1. It starts with us. If we pore over fashion magazines, if we focus on the latest trends, if our closets are full of new clothing, then our lectures about restraint ring hollow. If we spend our free time shopping, if we are frequently “just running out to the mall,” then the lesson is clear. If we are meeting our friends there to go shopping, why can’t they? In every area, at every stage of parenting, the same thing rings true over and over again. We teach what we model. That should give us all pause.
2. If it’s really true (and it rarely is) that “everyone else has it,” it’s not always possible or even appropriate to make our child feel like an outcast. One of my teachers once confided that he had erred with his own daughters. In his efforts to teach them to diminish their material wants, he had been very restrictive about their purchases. The result, he felt, was some serious damage to their self-esteem. It’s a delicate balance. And all parents need to work together.
3. We don’t want this issue to destroy or negatively impact our relationship with our daughters. With some of our academically-challenged offspring, the relationship may become disastrously limited to struggling over homework. With our teenage daughters, we risk deterioration into fighting over clothing -- the amount, the appropriateness, the cost. This should not be a power struggle but rather an opportunity for discussion about such serious issues as the value of money, limits on our material desires and the power of clothing to convey a message to others about who we are and what we value.
4. There are many important life lessons involved here, a particular one being the need to distinguish between wants and needs.

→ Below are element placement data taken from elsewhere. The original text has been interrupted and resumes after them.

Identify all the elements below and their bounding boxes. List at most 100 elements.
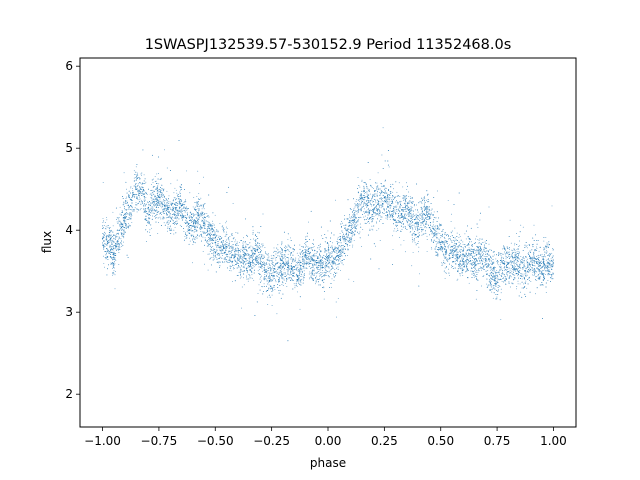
- observation-point: [216, 245, 218, 247]
- observation-point: [425, 213, 427, 214]
- observation-point: [199, 217, 200, 219]
- observation-point: [342, 264, 344, 266]
- observation-point: [294, 260, 296, 262]
- observation-point: [128, 207, 130, 209]
- observation-point: [529, 280, 531, 281]
- observation-point: [441, 251, 443, 253]
- observation-point: [196, 195, 198, 197]
- observation-point: [419, 273, 420, 275]
- observation-point: [394, 209, 396, 211]
- observation-point: [515, 263, 517, 264]
- observation-point: [503, 251, 505, 253]
- observation-point: [301, 263, 303, 264]
- observation-point: [522, 273, 524, 275]
- observation-point: [424, 198, 426, 200]
- observation-point: [396, 195, 398, 197]
- observation-point: [300, 280, 302, 282]
- observation-point: [512, 255, 514, 257]
- observation-point: [510, 242, 512, 244]
- observation-point: [142, 203, 143, 204]
- observation-point: [214, 227, 216, 228]
- observation-point: [140, 173, 142, 175]
- observation-point: [187, 228, 189, 230]
- data-point: [440, 241, 442, 244]
- observation-point: [544, 274, 546, 275]
- observation-point: [343, 247, 345, 249]
- observation-point: [375, 200, 376, 202]
- observation-point: [247, 259, 248, 261]
- observation-point: [545, 252, 547, 254]
- observation-point: [435, 233, 437, 235]
- observation-point: [287, 260, 289, 262]
- observation-point: [399, 205, 401, 207]
- observation-point: [226, 228, 228, 230]
- observation-point: [418, 228, 420, 230]
- observation-point: [323, 286, 325, 288]
- observation-point: [411, 265, 413, 267]
- observation-point: [129, 218, 131, 219]
- observation-point: [426, 250, 428, 252]
- observation-point: [123, 241, 124, 243]
- observation-point: [341, 260, 343, 262]
- observation-point: [267, 257, 269, 259]
- observation-point: [474, 267, 475, 269]
- observation-point: [339, 246, 341, 248]
- observation-point: [313, 256, 315, 258]
- observation-point: [549, 252, 550, 254]
- observation-point: [213, 255, 215, 256]
- observation-point: [490, 262, 492, 264]
- observation-point: [349, 245, 351, 246]
- observation-point: [131, 209, 133, 211]
- observation-point: [461, 272, 463, 274]
- observation-point: [468, 247, 470, 249]
- observation-point: [437, 232, 439, 234]
- observation-point: [540, 268, 542, 269]
- observation-point: [105, 226, 107, 228]
- observation-point: [133, 177, 135, 179]
- observation-point: [420, 222, 421, 224]
- observation-point: [366, 193, 368, 195]
- observation-point: [422, 221, 423, 223]
- observation-point: [160, 203, 162, 205]
- observation-point: [483, 258, 485, 260]
- observation-point: [491, 268, 492, 270]
- observation-point: [132, 190, 134, 192]
- observation-point: [540, 260, 542, 262]
- observation-point: [281, 271, 283, 273]
- observation-point: [525, 268, 527, 270]
- observation-point: [261, 267, 263, 269]
- observation-point: [134, 207, 136, 209]
- observation-point: [475, 238, 476, 240]
- observation-point: [393, 207, 395, 209]
- observation-point: [418, 251, 419, 253]
- observation-point: [509, 262, 511, 264]
- observation-point: [386, 218, 388, 220]
- observation-point: [514, 244, 515, 246]
- observation-point: [442, 233, 443, 235]
- observation-point: [482, 249, 484, 251]
- observation-point: [229, 270, 231, 271]
- observation-point: [378, 209, 380, 211]
- observation-point: [384, 193, 385, 195]
- observation-point: [281, 284, 283, 286]
- observation-point: [292, 251, 294, 253]
- observation-point: [253, 279, 255, 281]
- observation-point: [548, 265, 550, 267]
- observation-point: [122, 223, 123, 225]
- observation-point: [112, 250, 114, 252]
- observation-point: [327, 263, 329, 265]
- observation-point: [496, 270, 498, 272]
- observation-point: [462, 241, 464, 243]
- observation-point: [152, 208, 154, 210]
- observation-point: [335, 249, 337, 251]
- observation-point: [470, 248, 472, 250]
- observation-point: [425, 202, 426, 204]
- observation-point: [297, 277, 299, 279]
- observation-point: [434, 227, 436, 229]
- observation-point: [237, 260, 238, 262]
- observation-point: [273, 251, 274, 253]
- observation-point: [316, 272, 318, 274]
- observation-point: [371, 187, 373, 188]
- observation-point: [104, 224, 105, 226]
- observation-point: [303, 254, 305, 256]
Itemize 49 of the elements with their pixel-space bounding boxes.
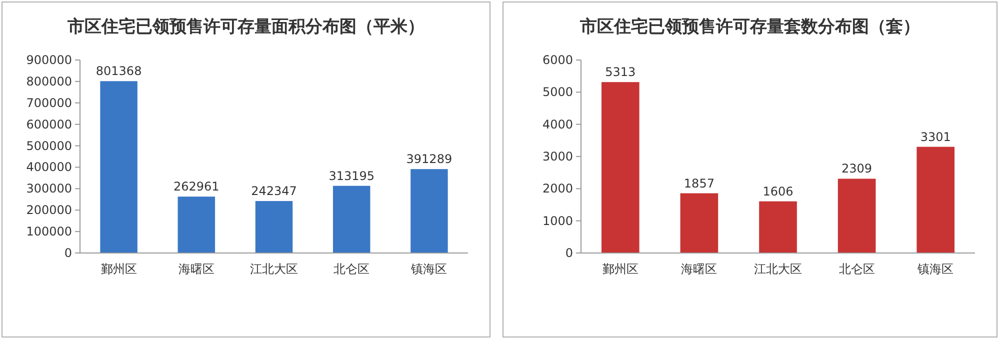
bar	[680, 193, 718, 253]
y-tick-label: 6000	[542, 53, 573, 67]
y-tick-label: 500000	[26, 138, 72, 153]
chart-title: 市区住宅已领预售许可存量面积分布图（平米）	[66, 17, 424, 37]
x-tick-label: 北仑区	[334, 262, 370, 276]
bar	[410, 169, 448, 253]
bar	[332, 186, 370, 253]
data-label: 3301	[920, 130, 951, 144]
x-tick-label: 海曙区	[178, 262, 214, 276]
bar	[601, 82, 640, 253]
data-label: 801368	[96, 64, 142, 78]
chart-title: 市区住宅已领预售许可存量套数分布图（套）	[579, 17, 920, 37]
bar	[100, 81, 138, 253]
y-tick-label: 0	[565, 246, 573, 260]
bar	[838, 178, 876, 253]
y-tick-label: 0	[64, 246, 72, 260]
y-tick-label: 5000	[542, 85, 573, 100]
x-tick-label: 江北大区	[754, 262, 802, 276]
x-tick-label: 鄞州区	[602, 262, 638, 276]
x-tick-label: 海曙区	[681, 262, 718, 276]
data-label: 5313	[605, 65, 636, 80]
y-tick-label: 700000	[26, 96, 72, 110]
data-label: 391289	[406, 152, 452, 166]
y-tick-label: 1000	[542, 214, 573, 228]
data-label: 262961	[173, 180, 220, 194]
y-tick-label: 4000	[542, 117, 573, 132]
x-tick-label: 镇海区	[916, 262, 954, 276]
data-label: 313195	[328, 168, 375, 183]
bar	[178, 196, 216, 253]
x-tick-label: 鄞州区	[100, 262, 137, 276]
data-label: 242347	[251, 184, 297, 198]
y-tick-label: 200000	[26, 203, 72, 218]
x-tick-label: 镇海区	[410, 262, 448, 276]
y-tick-label: 400000	[26, 160, 72, 174]
y-tick-label: 600000	[26, 117, 72, 132]
y-tick-label: 300000	[26, 182, 72, 196]
y-tick-label: 3000	[542, 150, 573, 164]
y-tick-label: 2000	[542, 182, 573, 196]
data-label: 2309	[842, 162, 872, 176]
data-label: 1857	[684, 176, 714, 190]
data-label: 1606	[762, 184, 794, 198]
x-tick-label: 北仑区	[838, 262, 875, 276]
y-tick-label: 100000	[26, 224, 72, 239]
bar	[759, 201, 797, 253]
x-tick-label: 江北大区	[250, 262, 298, 276]
y-tick-label: 900000	[26, 53, 72, 67]
y-tick-label: 800000	[26, 74, 72, 88]
bar	[255, 201, 293, 253]
bar	[916, 146, 955, 253]
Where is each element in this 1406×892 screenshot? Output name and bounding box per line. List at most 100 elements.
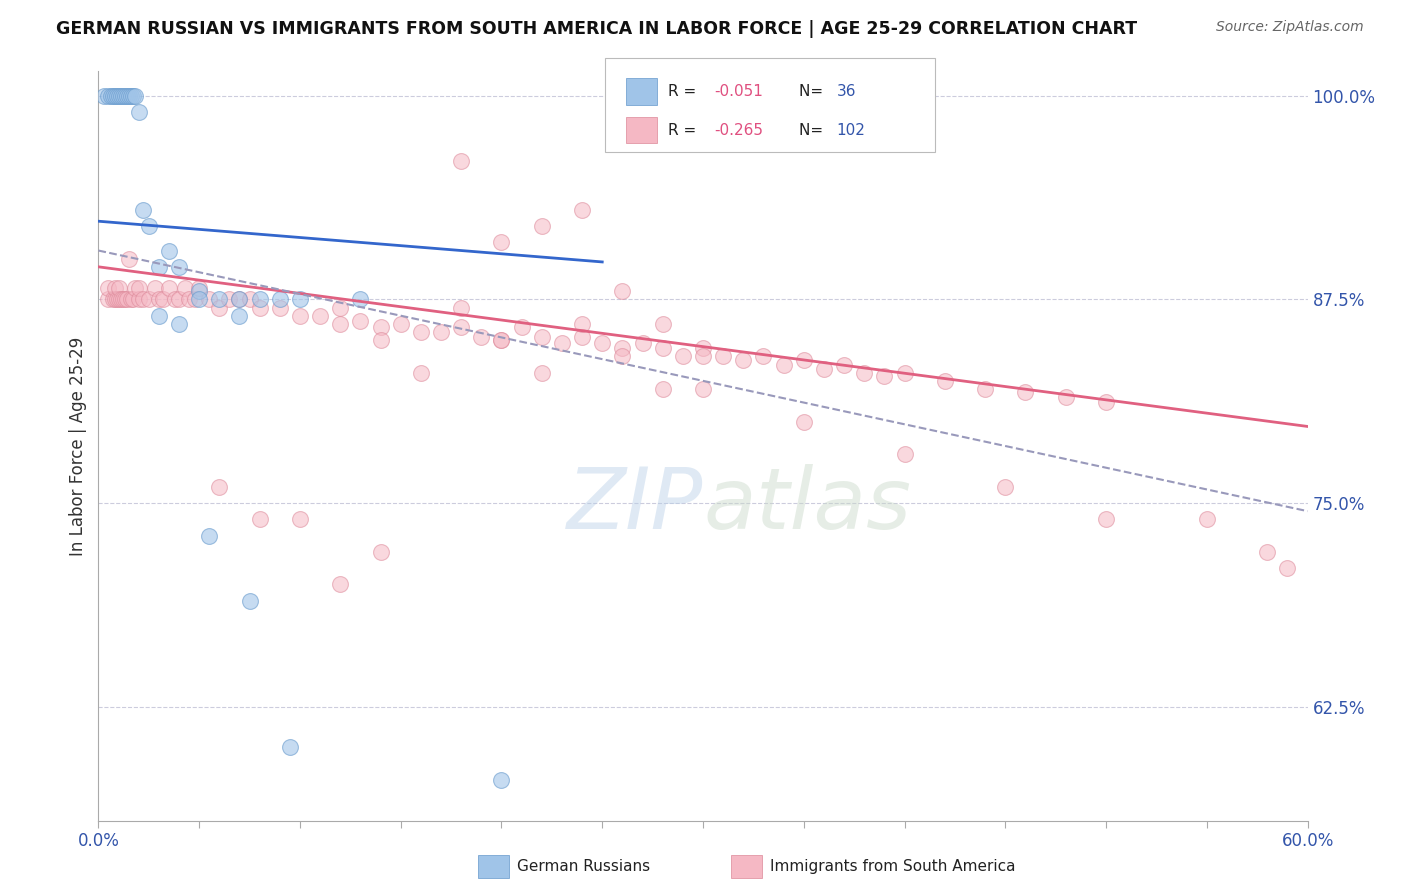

Can we teach our daughters the difference between ensuring that all their needs are satisfied but not all their wants? Can we explain the value of setting some limits on our appetites? How crucial it is to learn self-control?
5. On a practical level, I have heard (and even tried) other solutions. One of my friends has resolved this issue by giving her adolescent daughters a clothing allowance. Twice a year, she gives her children a specified amount (reasonable but not excessive by her standards, sorely lacking by theirs) and says, “This is for the next six months. Use it at your discretion.”
Not only does it make her daughters more responsible (and more thoughtful before they purchase yet another blouse), but it takes that whole area out of the parent-child relationship, freeing them up to struggle over other issues instead!
Another friend suggested a family project. For a year they sacrificed all the extras, the “wants” and purchased only the “needs”. They put aside the “wants” money for their summer trip to Israel. In this clever fashion (no pun intended), everyone in the family learned to distinguish between desire and necessity – and also received a great reward.
It is impossible to establish objective criteria. Financial circumstances differ among families. Needs differ among friends. Desires differ even among siblings. But we can begin the discussion and model the desired behavior. After that, as with everything in life and most particularly with teenagers, there’s always prayer!